Wir brauchen einen Notfallplan für die Gesundheitsämter in diesem Lande. Wir müssen die Frage beantworten, wie man wirtschaftliche Zusammenhänge regelt. Und wir brauchen eine einheitliche Regelung zur Meldung der Verdachtsfälle. Das ist ganz entscheidend.

Wir müssen gemeinsam dafür sorgen, dass den Menschen ihre Angst genommen wird und dass Nordrhein-Westfalen weiter sicher bleibt. Lassen Sie uns dafür gemeinsam arbeiten. – Herzlichen Dank, meine Damen und Herren.

(Beifall von der SPD)

Vielen Dank, Herr Kollege. – Für die CDU-Fraktion hat Herr Abgeordneter Preuß das Wort.

Herr Präsident! Meine lieben Kolleginnen und Kollegen! COVID-19 oder Corona ist nicht geeignet für parteipolitische Auseinandersetzungen.

(Beifall von der CDU und der FDP)

Herr Minister Laumann hat gerade dafür gedankt, dass die Fraktionen einig sind in dem Bemühen, Corona zu bekämpfen. Nach der Rede von Herrn Kutschaty muss ich feststellen: Diese Linie der Gemeinsamkeit hat die Sozialdemokratische Partei eben verlassen.

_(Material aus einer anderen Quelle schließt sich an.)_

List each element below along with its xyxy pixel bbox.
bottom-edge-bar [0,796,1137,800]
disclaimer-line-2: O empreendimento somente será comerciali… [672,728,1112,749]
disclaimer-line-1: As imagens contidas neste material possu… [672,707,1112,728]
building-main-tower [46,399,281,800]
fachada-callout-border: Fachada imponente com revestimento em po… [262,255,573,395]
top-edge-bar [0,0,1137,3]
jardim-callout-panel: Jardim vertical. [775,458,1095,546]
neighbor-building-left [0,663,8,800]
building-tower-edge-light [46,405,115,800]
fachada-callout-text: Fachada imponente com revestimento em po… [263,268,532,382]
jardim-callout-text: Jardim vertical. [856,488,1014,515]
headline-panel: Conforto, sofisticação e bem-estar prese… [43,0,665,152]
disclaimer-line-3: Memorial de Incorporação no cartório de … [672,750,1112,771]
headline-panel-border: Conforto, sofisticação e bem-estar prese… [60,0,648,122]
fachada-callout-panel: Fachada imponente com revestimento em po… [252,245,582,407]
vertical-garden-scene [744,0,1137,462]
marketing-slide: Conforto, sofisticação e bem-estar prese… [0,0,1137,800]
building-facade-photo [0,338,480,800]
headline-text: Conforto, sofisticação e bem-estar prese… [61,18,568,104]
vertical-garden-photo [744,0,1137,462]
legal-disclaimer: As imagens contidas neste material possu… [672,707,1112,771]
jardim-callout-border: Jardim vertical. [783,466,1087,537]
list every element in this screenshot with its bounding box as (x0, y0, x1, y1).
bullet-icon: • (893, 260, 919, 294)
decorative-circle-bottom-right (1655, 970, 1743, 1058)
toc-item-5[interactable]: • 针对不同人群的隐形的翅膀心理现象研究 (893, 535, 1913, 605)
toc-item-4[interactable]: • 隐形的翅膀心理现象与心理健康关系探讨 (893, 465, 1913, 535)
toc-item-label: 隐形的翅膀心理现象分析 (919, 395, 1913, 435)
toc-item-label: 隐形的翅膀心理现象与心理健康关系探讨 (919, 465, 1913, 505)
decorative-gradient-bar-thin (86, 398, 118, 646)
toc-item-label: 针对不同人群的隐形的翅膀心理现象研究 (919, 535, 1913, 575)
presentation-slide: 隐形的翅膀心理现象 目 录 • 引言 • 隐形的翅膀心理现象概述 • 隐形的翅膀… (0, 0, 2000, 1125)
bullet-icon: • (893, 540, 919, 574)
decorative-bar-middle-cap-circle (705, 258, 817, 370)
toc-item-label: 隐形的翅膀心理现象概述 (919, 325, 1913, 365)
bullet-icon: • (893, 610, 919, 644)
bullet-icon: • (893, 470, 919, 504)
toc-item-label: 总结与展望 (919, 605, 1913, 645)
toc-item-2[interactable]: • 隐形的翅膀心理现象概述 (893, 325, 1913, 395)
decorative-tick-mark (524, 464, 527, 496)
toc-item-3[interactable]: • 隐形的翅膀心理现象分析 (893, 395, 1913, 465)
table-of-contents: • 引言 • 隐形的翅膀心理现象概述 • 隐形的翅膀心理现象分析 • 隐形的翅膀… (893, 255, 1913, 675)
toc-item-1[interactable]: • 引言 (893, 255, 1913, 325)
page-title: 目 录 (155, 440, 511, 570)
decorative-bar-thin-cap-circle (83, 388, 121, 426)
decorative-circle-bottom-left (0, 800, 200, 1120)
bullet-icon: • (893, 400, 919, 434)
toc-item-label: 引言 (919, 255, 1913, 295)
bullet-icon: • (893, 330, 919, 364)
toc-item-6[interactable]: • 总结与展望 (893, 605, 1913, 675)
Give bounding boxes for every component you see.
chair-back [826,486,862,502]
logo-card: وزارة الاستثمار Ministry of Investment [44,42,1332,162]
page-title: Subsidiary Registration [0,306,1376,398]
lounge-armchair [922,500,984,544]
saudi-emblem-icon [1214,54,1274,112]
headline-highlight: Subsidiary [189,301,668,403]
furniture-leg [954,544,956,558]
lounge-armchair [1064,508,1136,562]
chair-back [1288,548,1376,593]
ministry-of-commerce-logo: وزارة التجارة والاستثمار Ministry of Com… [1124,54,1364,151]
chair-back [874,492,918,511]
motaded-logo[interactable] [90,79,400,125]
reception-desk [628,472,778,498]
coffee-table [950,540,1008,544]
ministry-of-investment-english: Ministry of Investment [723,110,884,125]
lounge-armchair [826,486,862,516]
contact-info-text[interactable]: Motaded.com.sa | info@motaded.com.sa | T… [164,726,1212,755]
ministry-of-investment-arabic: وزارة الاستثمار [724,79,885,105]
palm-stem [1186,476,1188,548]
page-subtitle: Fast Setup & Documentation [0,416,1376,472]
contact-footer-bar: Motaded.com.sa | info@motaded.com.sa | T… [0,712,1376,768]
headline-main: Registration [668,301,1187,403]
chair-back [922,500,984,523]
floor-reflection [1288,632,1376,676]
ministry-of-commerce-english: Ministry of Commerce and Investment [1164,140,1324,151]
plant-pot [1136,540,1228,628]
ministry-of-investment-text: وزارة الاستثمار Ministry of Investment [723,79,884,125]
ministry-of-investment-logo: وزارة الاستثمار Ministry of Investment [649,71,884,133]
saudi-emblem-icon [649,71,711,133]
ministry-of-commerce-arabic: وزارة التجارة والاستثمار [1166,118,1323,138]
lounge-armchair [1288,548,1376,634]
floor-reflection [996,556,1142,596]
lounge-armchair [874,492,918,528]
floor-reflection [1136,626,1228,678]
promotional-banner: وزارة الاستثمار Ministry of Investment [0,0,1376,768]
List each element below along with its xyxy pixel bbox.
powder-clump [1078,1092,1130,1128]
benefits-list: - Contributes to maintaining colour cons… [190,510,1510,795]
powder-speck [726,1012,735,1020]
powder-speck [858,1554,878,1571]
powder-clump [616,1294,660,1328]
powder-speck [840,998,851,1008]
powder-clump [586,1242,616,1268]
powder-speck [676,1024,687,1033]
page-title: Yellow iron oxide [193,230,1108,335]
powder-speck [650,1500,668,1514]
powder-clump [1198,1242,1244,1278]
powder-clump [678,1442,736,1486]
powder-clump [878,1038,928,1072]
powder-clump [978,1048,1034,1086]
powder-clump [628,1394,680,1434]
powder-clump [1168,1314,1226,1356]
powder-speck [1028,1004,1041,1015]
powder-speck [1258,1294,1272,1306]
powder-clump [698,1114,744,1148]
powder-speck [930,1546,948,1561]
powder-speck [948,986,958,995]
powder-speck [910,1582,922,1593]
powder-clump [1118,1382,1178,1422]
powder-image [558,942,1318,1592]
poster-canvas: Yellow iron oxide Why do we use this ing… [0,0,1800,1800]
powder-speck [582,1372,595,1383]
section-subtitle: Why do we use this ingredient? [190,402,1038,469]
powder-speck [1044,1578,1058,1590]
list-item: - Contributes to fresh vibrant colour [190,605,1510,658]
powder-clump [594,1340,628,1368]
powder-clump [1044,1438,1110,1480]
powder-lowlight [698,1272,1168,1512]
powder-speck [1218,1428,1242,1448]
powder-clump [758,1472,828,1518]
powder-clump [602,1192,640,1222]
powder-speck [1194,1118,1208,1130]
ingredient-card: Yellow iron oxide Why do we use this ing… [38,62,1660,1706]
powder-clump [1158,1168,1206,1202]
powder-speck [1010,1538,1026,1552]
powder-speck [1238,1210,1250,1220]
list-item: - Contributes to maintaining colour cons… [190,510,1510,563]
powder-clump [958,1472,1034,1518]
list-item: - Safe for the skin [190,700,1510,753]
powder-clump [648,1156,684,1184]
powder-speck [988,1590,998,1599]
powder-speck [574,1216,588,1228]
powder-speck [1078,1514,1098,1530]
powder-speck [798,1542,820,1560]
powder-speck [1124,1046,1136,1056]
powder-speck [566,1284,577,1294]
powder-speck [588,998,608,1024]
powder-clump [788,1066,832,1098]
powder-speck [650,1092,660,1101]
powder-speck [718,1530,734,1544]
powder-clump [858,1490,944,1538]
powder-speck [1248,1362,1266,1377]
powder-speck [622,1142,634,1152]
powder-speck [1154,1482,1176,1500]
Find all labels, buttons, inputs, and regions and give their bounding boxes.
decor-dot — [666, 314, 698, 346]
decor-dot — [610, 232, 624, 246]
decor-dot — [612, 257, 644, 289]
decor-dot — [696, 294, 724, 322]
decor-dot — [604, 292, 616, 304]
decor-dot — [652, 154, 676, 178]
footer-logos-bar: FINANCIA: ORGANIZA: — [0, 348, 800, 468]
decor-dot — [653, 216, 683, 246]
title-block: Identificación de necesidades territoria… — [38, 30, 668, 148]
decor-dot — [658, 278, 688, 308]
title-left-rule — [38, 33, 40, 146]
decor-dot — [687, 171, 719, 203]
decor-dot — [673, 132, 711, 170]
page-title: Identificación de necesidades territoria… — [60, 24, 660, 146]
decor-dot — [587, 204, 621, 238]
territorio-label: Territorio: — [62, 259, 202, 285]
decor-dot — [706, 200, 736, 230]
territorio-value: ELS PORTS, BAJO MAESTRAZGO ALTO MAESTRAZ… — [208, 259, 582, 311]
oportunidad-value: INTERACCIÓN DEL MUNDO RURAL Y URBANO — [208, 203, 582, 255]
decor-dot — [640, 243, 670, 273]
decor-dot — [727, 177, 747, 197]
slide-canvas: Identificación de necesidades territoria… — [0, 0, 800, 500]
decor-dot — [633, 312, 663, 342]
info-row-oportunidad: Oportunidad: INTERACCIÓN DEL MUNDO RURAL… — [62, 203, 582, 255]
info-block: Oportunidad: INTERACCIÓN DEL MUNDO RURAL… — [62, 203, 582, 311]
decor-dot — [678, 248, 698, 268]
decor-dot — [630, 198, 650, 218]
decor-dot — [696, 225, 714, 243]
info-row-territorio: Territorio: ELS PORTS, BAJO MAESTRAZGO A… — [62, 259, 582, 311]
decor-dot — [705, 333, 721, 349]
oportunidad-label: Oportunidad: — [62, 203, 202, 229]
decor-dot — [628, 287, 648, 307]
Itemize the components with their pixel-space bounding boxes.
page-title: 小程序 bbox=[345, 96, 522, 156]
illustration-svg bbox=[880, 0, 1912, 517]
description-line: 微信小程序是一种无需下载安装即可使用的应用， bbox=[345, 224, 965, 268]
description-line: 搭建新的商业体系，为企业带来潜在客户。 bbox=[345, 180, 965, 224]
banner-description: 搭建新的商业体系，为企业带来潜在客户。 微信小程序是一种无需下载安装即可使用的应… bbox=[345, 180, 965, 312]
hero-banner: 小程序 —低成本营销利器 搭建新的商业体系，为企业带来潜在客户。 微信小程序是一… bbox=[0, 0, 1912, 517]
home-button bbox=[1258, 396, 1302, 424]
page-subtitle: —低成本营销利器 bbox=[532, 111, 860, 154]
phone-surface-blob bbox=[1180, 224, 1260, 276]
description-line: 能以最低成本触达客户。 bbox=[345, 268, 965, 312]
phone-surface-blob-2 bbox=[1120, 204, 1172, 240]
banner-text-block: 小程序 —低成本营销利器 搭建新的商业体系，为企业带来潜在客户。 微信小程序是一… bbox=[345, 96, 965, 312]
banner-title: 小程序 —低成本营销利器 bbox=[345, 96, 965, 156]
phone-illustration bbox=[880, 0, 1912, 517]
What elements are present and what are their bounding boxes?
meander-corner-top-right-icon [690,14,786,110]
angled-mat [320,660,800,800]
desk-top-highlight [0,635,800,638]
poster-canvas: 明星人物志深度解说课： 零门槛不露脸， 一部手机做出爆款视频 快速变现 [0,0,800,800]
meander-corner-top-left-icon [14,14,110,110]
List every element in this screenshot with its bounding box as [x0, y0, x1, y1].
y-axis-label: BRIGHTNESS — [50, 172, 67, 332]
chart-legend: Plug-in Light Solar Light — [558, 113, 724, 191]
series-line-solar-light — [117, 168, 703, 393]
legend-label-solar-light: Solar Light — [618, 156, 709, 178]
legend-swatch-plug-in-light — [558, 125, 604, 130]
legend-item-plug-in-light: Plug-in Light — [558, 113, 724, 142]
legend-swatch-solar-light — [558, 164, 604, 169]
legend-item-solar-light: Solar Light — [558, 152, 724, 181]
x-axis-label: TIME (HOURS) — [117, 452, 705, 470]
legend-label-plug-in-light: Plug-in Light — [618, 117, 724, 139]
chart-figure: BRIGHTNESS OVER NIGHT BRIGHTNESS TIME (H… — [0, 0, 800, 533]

(Beifall von der CDU und der FDP – Zuruf von Stefan Zimkeit [SPD])

Unser Gesundheitssystem ist gut vorbereitet, und gut vorbereitet zu sein, ist besser, als alles besser zu wissen. Das war eben der Versuch, Opposition zu machen in einem Bereich, der sich für politische Auseinandersetzungen nicht eignet.

(Beifall von der CDU und der FDP – Sarah Philipp [SPD]: Nicht zugehört!)

Meine Damen und Herren, ich möchte dem Bericht von Minister Laumann zur aktuellen Lage nichts hinzufügen, mich aber im Namen der CDU-Landtagsfraktion bei dem Minister, seinem Staatssekretär und

allen Mitarbeiterinnen und Mitarbeitern des Ministeriums für den enormen Einsatz und ihr umsichtiges Handeln bedanken.

Unser Dank gilt insbesondere auch den Ärztinnen und Ärzten, den Pflegekräften sowie allen Menschen, die sich für die Patientinnen und Patienten einsetzen und daran mitarbeiten, das Coronavirus einzudämmen.